In college, Sorrentine played at Vermont under Tom Brennan. During his rookie 000–01 season, he made an immediate impact, leading the team in assists, and finishing second on the team in scoring, earning America East Rookie of the Year honors in the process. A year later in 2002, Sorrentine, along with Taylor Coppenrath and the late Trevor Gaines, helped guide UVM to its first-ever 20-win season and first America East Regular Season title in the process. Sorrentine scored 18.8 points per game and dished out four assists per game to win America East Player of the Year honors, the first Catamount to do so since the 1991–92 season. Sorrentine also earned AP All-American Honorable Mention honors.

Sorrentine broke both his wrists before the start of the 2002–03 season and sat out the entire season as a redshirt. In his absence, the Catamounts went 21–12, winning their first-ever America East Championship, defeating Boston University for a trip to the 2003 NCAA tournament. Returning from injury a year later, the tandem of Sorrentine and Coppenrath combined to bring Vermont to a 22–9 record, another America East Championship, and a trip to the 2004 NCAA tournament, where the Catamounts fell to eventual national champion Connecticut in the first round.

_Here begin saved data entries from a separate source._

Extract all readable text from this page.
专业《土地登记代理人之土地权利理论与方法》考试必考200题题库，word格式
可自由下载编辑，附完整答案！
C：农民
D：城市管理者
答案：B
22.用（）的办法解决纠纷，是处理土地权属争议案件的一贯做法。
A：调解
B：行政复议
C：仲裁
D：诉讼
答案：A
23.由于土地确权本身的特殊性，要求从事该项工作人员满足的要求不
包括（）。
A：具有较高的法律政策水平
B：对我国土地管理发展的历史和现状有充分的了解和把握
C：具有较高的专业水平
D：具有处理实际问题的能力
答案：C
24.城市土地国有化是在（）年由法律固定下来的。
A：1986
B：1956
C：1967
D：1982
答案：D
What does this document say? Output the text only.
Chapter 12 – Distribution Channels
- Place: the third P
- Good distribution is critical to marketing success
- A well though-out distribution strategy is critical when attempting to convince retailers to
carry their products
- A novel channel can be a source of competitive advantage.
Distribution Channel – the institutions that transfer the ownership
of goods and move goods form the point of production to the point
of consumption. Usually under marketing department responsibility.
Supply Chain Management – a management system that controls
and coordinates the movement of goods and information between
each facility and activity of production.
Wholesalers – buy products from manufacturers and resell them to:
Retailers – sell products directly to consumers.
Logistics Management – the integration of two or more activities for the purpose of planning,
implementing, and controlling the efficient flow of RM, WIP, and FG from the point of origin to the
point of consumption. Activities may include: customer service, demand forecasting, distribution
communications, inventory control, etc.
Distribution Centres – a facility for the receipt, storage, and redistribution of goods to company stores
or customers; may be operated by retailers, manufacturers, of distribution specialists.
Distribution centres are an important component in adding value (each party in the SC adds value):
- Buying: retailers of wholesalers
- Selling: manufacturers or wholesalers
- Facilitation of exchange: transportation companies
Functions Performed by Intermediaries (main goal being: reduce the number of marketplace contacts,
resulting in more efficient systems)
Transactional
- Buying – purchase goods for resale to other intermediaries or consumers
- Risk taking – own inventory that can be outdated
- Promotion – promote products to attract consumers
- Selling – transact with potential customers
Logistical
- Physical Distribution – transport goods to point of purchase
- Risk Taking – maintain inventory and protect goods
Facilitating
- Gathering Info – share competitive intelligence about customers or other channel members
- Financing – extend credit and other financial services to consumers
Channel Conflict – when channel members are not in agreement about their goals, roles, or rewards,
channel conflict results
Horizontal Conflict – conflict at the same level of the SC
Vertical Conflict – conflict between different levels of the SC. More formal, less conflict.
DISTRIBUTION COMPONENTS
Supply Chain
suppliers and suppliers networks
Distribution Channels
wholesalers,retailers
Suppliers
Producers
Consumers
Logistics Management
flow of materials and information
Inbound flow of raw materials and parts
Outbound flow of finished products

In 2004–05, Sorrentine helped Vermont to its most historic season in school history. Along with Coppenrath and three other seniors, he helped Vermont post a school-record 25 wins, winning the America East regular season and conference titles for its third-straight NCAA appearance. Vermont became just the third team in America East history to win three or more consecutive conference tournament titles.

As a 13-seed, the Catamounts drew Big East Champion Syracuse in the 2005 NCAA tournament in the Worcester region. Sorrentine scored 17 points, including five three-point field goals, one which will remain entrenched in NCAA Tournament lore, as Sorrentine nailed a deep three-pointer with 1:10 left in overtime to put Vermont ahead 59–55 in a 60–57 win. During the game, television commentator Gus Johnson commented that "Sorrentine hit that one from the parking lot." The win over the Orange was the first postseason win in school history and UVM's first-ever over a ranked foe (Syracuse was ranked No. 11). Vermont eventually fell to Michigan State in the second round.

After graduation, Sorrentine earned NBA Summer League spots with the Miami Heat and the Milwaukee Bucks, before signing with Banca Nuova Trapani in Italy. In that same season, Sorrentine returned stateside to suit up for the Florida Flame of the NBA Development League for the remainder of the 2005–06 season. In 2006–07, Sorrentine returned to Europe, this time to Portugal, spending the season with F.C. Porto. In his final season of professional basketball, Sorrentine spent a season in Slovenia with BC Krka, before his career was halted due to injury.

On October 26, 2019, Sorrentine's number 11 jersey was retired by the University of Vermont, on the same night former teammate Taylor Coppenrath’s number 22 was also retired.

==Coaching career==
In 2008, Sorrentine accepted a spot on Brown's staff, reuniting with Jesse Agel, his former assistant coach at Vermont. In 2011, Sorrentine was promoted to associate head coach, and a year later was named the interim head coach of the Bears after Agel was fired and a search for a new coach was conducted. He remained on staff for the Bears under head coach Mike Martin.

On July 10, 2024, Sorrentine became an assistant coach for the Washington Wizards.